Da più di cinquant’anni a questa parte Davos, piccolo Paese di montagna nelle Alpi svizzere, diventa il luogo d’incontro dei grandi rappresentanti dell’economia e della finanza mondiali, di esponenti politici e della società civile. A Davos si discute, si scambiano e si confrontano idee sulle grandi sfide globali e si fa il punto sulla salute di un Pianeta in preda a molteplici crisi.
Benché sia difficile valutare il peso politico del Forum visto che non è chiamato a prendere decisioni, Davos rappresenta tuttavia il punto di convergenza del mondo degli affari con quello della politica, dove la problematica congiuntura economica e finanziaria si confronta, oggi, con una turbolenta geopolitica, un imprevedibile futuro tecnologico, crescenti disuguaglianze fra ricchi e poveri della Terra e cambiamenti climatici devastanti.
Non a caso, l’edizione 2024 del Forum economico aveva due temi principali: “Cooperazione in un mondo frammentato”, e “Ricostruire la fiducia” temi intorno ai quali si sono riuniti 2800 uomini d’affari di 120 Paesi e 60 Capi di Stato. Se sullo sfondo delle discussioni erano sempre presenti le guerre in corso in Ucraina e in Medio Oriente, guerre che stanno dividendo il mondo, uno dei temi globali di maggior rilievo per il futuro è stato quello dell’intelligenza artificiale, sempre più presente nelle nostre vite, con rischi e vantaggi per la sicurezza, le imprese, l’occupazione e la democrazia. Definita e percepita come uno strumento molto potente, una grande rivoluzione tecnologica, l’intelligenza artificiale è ancora uno strumento sconosciuto e dall’evoluzione molto incerta.

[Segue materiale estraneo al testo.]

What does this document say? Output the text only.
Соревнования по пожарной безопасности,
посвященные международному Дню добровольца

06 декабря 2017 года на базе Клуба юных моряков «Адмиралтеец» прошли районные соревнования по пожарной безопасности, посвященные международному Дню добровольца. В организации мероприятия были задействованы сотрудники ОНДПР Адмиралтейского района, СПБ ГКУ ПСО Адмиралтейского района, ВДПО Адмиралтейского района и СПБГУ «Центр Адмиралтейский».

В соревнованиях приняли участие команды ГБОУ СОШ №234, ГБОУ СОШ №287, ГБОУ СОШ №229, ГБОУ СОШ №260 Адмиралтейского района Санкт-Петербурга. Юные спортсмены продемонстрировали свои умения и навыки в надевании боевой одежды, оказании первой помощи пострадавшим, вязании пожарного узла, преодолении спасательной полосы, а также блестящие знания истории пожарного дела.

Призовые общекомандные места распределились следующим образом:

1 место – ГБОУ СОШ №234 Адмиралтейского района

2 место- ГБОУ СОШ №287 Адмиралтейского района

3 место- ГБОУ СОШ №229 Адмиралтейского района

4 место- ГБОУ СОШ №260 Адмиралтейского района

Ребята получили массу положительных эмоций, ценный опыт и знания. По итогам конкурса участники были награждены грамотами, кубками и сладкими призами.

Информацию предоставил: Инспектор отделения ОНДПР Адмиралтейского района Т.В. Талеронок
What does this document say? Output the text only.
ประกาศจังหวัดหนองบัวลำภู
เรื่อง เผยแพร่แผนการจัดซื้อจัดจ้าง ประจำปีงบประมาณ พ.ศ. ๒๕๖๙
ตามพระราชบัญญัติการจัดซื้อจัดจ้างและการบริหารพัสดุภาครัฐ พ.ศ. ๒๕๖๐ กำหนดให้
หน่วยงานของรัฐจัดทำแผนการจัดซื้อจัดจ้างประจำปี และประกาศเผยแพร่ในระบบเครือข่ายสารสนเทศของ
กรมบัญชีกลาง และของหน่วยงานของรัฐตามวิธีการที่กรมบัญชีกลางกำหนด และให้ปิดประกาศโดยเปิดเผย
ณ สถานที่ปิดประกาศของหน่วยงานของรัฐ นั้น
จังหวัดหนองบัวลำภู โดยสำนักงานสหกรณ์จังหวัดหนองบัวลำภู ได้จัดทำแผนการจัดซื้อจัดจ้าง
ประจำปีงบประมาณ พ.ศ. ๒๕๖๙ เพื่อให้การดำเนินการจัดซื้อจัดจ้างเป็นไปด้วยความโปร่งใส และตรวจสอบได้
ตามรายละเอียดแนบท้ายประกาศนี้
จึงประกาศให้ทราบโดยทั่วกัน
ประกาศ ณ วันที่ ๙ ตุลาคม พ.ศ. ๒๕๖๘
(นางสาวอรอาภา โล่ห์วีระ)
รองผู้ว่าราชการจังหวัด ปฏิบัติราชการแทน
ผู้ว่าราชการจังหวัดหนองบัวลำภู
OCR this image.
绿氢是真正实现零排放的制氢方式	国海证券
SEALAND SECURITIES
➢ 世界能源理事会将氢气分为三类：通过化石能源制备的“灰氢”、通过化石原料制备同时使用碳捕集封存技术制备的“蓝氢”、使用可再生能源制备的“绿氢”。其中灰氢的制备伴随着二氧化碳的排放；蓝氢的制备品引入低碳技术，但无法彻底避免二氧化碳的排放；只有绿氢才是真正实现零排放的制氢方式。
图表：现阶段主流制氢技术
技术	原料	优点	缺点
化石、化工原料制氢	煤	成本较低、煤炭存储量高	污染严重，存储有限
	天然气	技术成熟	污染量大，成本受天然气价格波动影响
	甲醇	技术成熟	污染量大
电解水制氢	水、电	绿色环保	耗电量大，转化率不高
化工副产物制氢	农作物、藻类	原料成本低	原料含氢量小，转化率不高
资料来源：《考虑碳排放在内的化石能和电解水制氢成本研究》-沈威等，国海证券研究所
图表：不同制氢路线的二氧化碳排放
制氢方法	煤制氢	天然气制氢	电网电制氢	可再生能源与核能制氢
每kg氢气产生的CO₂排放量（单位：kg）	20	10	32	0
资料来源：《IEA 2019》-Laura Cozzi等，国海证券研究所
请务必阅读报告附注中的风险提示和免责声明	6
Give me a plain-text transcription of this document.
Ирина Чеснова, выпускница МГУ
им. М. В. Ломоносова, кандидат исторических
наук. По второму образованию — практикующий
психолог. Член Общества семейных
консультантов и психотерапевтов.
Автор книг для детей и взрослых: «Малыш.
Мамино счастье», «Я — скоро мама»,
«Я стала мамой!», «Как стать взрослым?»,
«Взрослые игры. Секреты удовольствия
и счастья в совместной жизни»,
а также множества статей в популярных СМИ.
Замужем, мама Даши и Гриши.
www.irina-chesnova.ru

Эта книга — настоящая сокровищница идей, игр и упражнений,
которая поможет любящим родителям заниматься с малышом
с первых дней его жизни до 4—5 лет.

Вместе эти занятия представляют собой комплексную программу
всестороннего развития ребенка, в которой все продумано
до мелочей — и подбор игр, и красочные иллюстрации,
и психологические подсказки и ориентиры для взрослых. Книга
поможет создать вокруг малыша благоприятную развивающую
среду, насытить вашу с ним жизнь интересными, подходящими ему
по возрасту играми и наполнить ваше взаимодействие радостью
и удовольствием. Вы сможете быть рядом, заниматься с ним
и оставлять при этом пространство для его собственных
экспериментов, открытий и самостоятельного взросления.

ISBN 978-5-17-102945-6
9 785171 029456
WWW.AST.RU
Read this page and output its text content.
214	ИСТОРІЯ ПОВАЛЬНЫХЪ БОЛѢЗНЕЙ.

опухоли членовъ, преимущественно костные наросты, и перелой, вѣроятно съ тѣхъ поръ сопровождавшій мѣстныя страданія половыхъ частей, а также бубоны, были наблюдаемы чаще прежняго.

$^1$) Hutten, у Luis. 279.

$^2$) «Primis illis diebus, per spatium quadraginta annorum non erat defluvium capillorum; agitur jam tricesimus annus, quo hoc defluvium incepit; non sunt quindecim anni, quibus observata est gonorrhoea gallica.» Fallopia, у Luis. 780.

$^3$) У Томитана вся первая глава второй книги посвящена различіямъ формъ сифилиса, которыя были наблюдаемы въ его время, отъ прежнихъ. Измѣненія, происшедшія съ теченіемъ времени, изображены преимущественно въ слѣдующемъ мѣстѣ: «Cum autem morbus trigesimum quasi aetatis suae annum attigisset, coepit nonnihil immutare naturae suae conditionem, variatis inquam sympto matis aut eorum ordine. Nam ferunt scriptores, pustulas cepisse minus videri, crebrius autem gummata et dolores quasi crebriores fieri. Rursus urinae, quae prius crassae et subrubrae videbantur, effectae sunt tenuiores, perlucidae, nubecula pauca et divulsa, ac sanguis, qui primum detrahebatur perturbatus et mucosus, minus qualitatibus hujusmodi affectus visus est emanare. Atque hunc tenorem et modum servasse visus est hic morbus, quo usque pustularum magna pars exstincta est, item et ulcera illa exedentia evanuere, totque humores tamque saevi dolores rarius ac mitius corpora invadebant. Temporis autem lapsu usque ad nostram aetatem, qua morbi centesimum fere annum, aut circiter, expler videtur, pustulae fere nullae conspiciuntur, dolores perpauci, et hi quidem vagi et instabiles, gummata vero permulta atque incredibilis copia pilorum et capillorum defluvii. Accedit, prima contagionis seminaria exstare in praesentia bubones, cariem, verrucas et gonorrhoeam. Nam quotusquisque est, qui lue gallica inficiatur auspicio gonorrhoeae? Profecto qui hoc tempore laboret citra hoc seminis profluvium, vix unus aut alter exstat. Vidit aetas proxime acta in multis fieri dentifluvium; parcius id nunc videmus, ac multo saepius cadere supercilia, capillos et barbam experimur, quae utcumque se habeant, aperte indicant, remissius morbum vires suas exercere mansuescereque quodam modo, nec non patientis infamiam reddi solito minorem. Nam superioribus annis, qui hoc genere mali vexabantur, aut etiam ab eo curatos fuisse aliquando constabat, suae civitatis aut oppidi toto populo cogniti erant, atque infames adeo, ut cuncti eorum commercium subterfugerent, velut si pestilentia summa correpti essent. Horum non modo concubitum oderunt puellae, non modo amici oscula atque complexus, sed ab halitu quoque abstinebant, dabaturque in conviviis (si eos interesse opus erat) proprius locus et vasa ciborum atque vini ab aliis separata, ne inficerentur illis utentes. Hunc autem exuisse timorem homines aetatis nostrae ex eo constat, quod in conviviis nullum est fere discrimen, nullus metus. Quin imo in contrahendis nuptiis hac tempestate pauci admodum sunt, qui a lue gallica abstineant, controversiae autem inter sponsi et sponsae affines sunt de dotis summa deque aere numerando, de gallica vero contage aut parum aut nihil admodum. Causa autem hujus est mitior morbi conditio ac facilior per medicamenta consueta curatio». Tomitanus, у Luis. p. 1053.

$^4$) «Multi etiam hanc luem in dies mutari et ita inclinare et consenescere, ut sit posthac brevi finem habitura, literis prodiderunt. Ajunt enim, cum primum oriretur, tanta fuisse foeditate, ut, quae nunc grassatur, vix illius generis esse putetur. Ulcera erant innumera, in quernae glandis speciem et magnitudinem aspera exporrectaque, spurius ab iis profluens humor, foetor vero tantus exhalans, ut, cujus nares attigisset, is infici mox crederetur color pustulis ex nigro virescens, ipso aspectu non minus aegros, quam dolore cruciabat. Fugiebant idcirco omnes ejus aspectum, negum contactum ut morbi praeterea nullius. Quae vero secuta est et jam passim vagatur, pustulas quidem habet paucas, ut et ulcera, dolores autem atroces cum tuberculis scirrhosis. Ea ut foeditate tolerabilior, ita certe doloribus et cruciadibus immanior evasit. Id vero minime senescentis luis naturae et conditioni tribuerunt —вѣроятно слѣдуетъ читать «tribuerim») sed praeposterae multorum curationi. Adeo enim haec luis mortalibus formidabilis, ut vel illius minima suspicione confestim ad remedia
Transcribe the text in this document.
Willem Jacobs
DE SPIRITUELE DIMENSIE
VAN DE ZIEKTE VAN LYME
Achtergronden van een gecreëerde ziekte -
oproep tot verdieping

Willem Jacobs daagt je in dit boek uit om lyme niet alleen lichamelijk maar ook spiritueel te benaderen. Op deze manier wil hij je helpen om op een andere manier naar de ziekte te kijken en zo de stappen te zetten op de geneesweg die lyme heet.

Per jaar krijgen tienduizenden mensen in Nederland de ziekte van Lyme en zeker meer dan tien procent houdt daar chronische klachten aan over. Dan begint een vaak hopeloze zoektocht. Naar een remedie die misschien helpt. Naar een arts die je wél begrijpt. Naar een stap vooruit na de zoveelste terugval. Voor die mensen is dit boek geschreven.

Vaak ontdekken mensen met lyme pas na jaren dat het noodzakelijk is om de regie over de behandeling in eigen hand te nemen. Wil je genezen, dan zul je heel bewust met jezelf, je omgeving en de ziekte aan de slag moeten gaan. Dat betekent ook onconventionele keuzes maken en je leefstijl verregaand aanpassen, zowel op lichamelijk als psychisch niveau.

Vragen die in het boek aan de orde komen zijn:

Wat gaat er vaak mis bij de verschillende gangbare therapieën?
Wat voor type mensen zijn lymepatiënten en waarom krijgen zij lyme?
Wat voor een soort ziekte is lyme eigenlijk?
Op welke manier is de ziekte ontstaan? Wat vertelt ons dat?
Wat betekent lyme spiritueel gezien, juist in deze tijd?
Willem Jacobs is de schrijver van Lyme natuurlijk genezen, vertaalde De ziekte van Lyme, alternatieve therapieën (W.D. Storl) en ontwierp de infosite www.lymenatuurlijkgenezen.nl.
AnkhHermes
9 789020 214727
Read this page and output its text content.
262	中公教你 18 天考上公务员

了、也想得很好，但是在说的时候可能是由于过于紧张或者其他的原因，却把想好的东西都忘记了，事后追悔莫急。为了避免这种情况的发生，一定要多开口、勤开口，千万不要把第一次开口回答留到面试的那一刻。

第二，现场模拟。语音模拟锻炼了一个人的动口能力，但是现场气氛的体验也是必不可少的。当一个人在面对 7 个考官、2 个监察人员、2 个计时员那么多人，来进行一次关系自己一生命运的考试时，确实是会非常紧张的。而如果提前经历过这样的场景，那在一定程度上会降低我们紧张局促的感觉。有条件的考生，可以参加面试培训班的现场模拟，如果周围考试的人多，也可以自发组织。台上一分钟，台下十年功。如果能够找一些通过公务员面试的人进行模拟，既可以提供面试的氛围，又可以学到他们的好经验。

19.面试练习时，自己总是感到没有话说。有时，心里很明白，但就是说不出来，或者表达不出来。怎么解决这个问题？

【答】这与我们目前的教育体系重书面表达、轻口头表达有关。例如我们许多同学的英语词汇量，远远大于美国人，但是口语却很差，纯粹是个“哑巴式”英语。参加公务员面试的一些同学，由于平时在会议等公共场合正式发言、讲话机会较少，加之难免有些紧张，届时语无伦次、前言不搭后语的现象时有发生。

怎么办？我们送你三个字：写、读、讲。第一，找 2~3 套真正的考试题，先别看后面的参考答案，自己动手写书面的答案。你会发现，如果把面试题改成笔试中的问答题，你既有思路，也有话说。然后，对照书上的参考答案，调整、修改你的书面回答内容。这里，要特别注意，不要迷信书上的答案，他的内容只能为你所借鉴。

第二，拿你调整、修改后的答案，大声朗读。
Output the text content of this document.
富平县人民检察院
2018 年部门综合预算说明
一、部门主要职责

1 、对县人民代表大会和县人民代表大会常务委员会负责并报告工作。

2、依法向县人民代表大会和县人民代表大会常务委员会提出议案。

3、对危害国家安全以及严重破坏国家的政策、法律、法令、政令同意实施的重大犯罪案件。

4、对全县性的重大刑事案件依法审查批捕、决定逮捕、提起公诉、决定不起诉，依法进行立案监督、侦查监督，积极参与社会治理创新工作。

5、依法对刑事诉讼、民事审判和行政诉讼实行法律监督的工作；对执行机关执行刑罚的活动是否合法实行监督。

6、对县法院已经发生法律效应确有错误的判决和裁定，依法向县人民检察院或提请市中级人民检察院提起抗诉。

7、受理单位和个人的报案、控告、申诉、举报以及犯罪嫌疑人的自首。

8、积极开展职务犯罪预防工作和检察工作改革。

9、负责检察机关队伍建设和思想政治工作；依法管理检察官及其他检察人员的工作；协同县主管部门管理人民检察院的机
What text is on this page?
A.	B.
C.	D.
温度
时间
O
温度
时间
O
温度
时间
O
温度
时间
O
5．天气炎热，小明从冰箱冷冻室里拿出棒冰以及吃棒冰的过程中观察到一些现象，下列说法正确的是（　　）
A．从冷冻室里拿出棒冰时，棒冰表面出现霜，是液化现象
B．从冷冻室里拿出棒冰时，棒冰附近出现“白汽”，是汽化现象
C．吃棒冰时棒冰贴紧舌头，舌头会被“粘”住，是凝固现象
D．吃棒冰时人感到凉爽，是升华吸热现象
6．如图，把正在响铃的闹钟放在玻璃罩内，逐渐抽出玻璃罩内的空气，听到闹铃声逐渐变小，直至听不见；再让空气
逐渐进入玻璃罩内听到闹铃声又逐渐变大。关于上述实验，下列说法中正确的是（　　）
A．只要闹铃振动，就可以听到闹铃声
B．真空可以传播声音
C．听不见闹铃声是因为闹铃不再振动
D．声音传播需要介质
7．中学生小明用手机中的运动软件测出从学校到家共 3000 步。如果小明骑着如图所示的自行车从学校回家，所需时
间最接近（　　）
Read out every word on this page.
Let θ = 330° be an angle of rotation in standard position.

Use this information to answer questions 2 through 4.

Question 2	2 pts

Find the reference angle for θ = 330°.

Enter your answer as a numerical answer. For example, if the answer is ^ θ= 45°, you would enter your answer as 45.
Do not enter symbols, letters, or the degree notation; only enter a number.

Non hanno infatti rassicurato, al riguardo, le parole vaghe di Sam Altman, inventore di ChatGPT, parole che hanno messo in evidenza i tanti dubbi sul futuro, in bene e in male, di tale tecnologia e la necessità di trovare, nella futura economia dei dati, la giusta regolamentazione e standard globali, basati su valori democratici e limiti condivisi e rispettati.
Altro tema di dibattito che invece torna regolarmente a Davos è quello delle disuguaglianze globali e ogni anno l’ONG Oxfam presenta, in apertura del Forum, un aggiornamento ai partecipanti. Il rapporto di quest’anno illustra nel titolo la tendenza inarrestabile in corso da anni:” La disuguaglianza non conosce crisi”. Ogni anno le cifre segnano infatti un divario economico e sociale sempre più globale e sempre più consistente, divario che si accentua non solo fra ricchi e poveri, ma anche fra uomini e donne e fra nord e sud del mondo. Oxfam le ha semplicemente definite “diseguaglianze oscene”.
Alcune cifre ci dicono, ad esempio, che i cinque uomini più ricchi al mondo, dal 2020, hanno più che raddoppiato le proprie fortune, passando da 405 a 869 miliardi di dollari, a un ritmo di 14 milioni di dollari all’ora. Nello stesso tempo 5 miliardi di persone più povere hanno visto invariata la propria condizione e, sottolinea il rapporto, a questi ritmi, ci vorranno più di due secoli per porre fine alla povertà.
Altre cifre sottolineano inoltre che la ricchezza globale è soprattutto concentrata nel Nord del mondo, dove vive soltanto il 21% della popolazione mondiale che detiene il 69% della ricchezza netta privata. Il divario si estende inoltre alle disuguaglianze di genere, dato che gli uomini detengono una ricchezza che supera di 105.000 miliardi di dollari quella delle donne.
Sono cifre che non esigono ulteriori commenti perché danno, da sole, la misura dell’ingiustizia globale che pesa sul nostro Pianeta. Ingiustizia che fa capolino ogni anno a Davos, sfida fra le sfide, oggetto di discussioni e di scambi di idee, in attesa delle prossime statistiche.